Our approach is focused, practical, and economical. Our focus is on what matters most - identifying and protecting the critical business processes and resources required to maintain an acceptable level of operation.

IT Technical Support and Software Development

Amongst other services, we assist clients in the selection and implementation of systems - software, hardware, networks, telecommunications, etc. These tend to be one-off assignments with a start and finish.

However, as there is a growing dependency on ICT systems amongst our clients, and due to ever-increasing HR related costs, many clients are increasingly becoming interested in outsourcing their ICT support or even part of their ICT staff complement. Thus, in reaction to this reality, we have extended our professional services to include ICT technical support and software development services. Once engaged, we do not attempt to replace our clients' hardware or software vendors.

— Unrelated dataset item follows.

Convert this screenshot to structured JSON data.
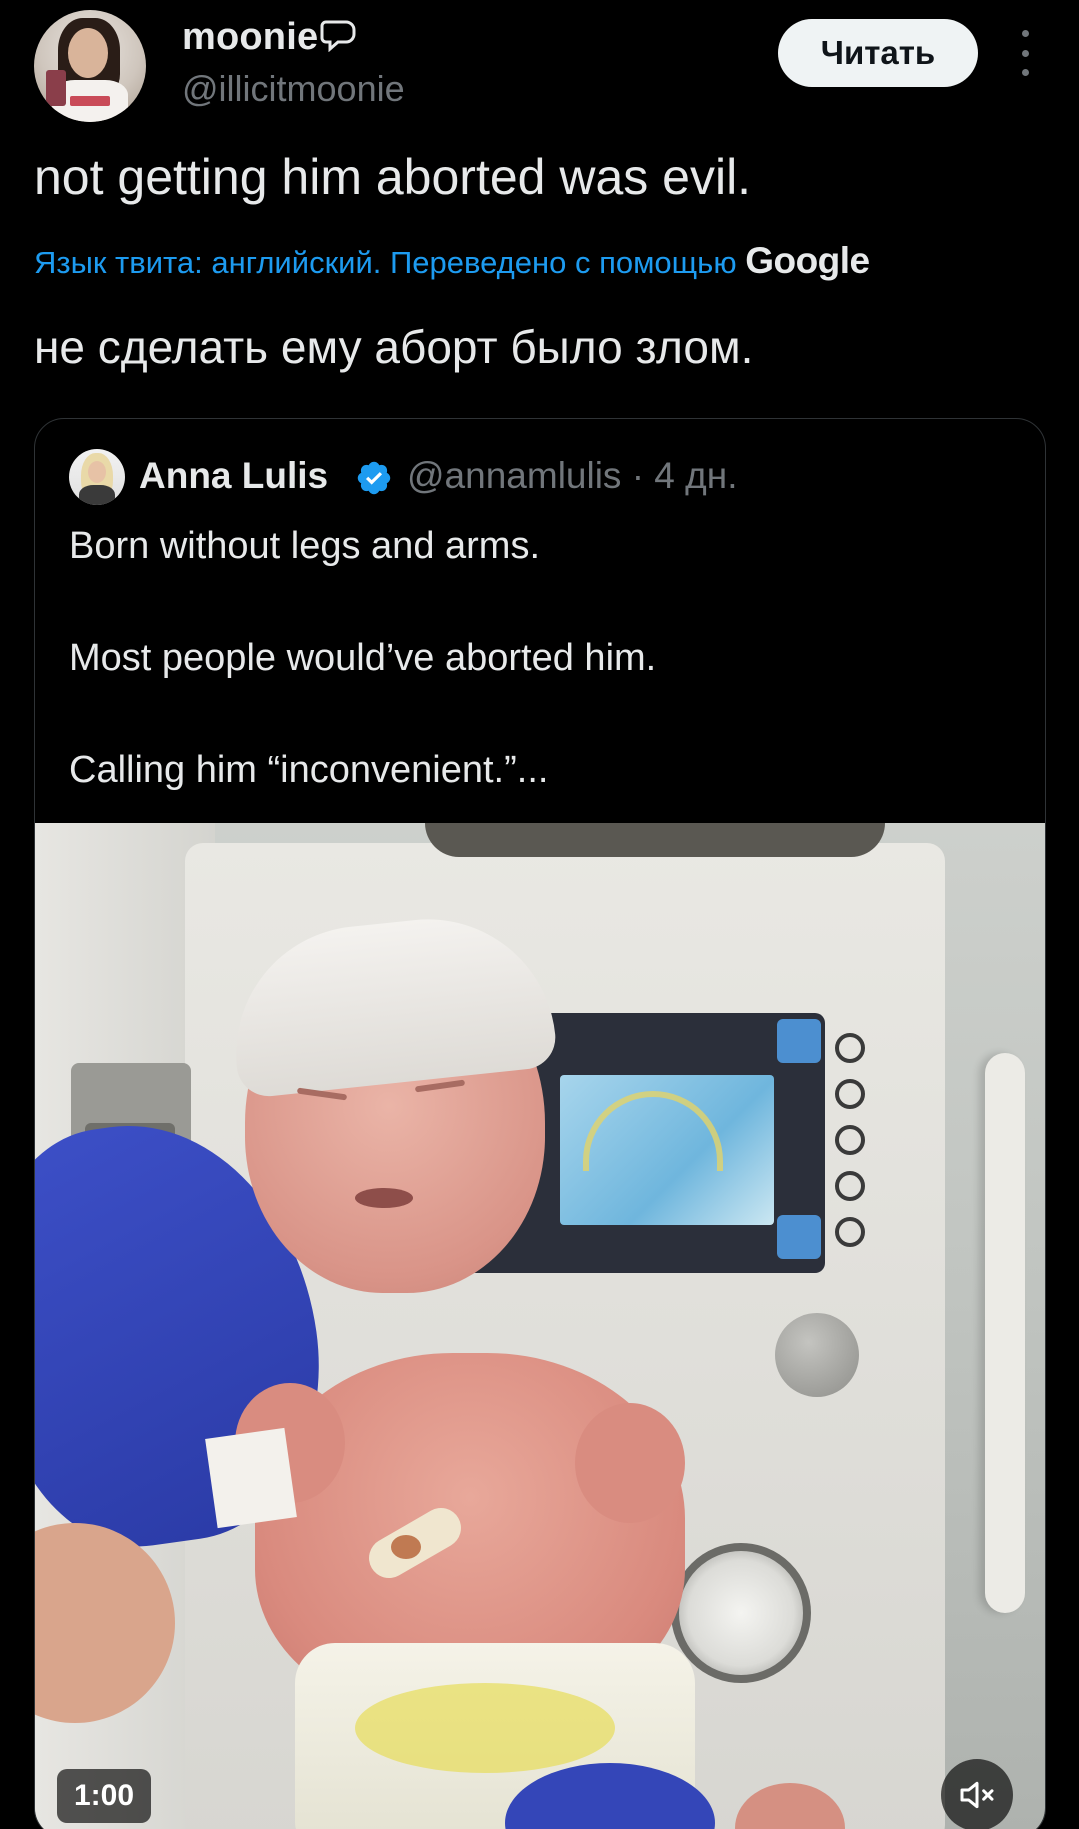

Rather, we take the role of the ICT manager/ systems administrator and thus take on full responsibility and become the single point of contact within the client's organisation for all ICT matters. If deemed necessary, we can also interact with the various suppliers or service providers on our client's behalf. However, when carrying out any of the abovementioned work, we shall ensure that our clients' management retains ICT ownership and direction.

If our client already has a number of ICT roles being fulfilled, we can assist and complement them. Our clients can also opt to outsource to EMD, part or all of their software development, or any other related work; our qualified and experienced software development team will be able to assist efficiently and effectively.

The content of this article is intended to provide a general guide to the subject matter. Specialist advice should be sought about your specific circumstances.